New method can help gauge atmospheric pressure of exoplanets
Researchers have developed a new method of gauging the atmospheric pressure of exoplanets, or worlds beyond the solar system, by looking for a certain type of molecule.
Washington: Researchers including an Indian-origin researcher have developed a new method of gauging the atmospheric pressure of exoplanets, or worlds beyond the solar system, by looking for a certain type of molecule.
The method, devised by Amit Misra, a UW astronomy doctoral student, and co-authors, involves computer simulations of the chemistry of Earth`s own atmosphere that isolate what are called "dimer molecules" - pairs of molecules that tend to form at high pressures and densities in a planet`s atmosphere. There are many types of dimer molecules but this research focused only on those of oxygen.
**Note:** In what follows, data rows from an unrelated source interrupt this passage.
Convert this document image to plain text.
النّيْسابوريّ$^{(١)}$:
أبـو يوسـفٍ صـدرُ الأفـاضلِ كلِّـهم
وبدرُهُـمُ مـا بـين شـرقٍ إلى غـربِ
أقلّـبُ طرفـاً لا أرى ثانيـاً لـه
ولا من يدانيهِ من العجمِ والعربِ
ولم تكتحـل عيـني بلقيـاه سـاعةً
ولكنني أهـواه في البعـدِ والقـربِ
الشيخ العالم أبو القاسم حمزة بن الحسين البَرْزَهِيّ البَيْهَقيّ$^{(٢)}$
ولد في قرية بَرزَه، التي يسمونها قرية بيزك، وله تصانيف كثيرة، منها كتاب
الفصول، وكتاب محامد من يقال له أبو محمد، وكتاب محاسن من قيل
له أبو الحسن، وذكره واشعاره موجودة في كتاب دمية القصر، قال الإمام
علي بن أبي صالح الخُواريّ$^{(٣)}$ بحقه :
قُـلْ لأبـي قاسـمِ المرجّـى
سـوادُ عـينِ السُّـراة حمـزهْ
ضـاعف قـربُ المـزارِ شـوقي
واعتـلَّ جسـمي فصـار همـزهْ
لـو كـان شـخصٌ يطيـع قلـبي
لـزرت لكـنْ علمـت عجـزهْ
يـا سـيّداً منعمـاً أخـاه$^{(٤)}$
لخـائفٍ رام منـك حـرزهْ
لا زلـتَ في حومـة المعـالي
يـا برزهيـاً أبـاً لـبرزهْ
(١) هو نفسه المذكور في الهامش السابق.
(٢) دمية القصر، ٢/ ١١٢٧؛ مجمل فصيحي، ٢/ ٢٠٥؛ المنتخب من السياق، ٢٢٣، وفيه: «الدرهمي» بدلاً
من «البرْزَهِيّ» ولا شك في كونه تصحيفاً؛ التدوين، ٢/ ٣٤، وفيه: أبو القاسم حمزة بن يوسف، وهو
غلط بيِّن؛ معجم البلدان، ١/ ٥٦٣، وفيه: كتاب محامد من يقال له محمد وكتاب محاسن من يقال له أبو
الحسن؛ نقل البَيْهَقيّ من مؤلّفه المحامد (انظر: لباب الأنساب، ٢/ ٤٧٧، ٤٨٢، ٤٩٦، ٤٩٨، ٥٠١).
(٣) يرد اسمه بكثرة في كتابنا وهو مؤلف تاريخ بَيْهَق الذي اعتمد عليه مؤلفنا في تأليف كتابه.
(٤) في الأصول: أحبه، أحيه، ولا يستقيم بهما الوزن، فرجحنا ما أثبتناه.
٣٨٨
The researchers ran simulations testing the spectrum of light in various wavelengths. Dimer molecules absorb light in a distinctive pattern, and the rate at which they form is sensitive to the pressure, or density, in the planet`s atmosphere.
Mishra said that the idea is that if they are able to do this for another planet, they could look for this characteristic pattern of absorption from dimer molecules to identify them. The presence of such molecules, he said, likely means the planet has at least one-quarter to one-third the pressure of Earth`s atmosphere.
The study has been published in the journal Astrobiology.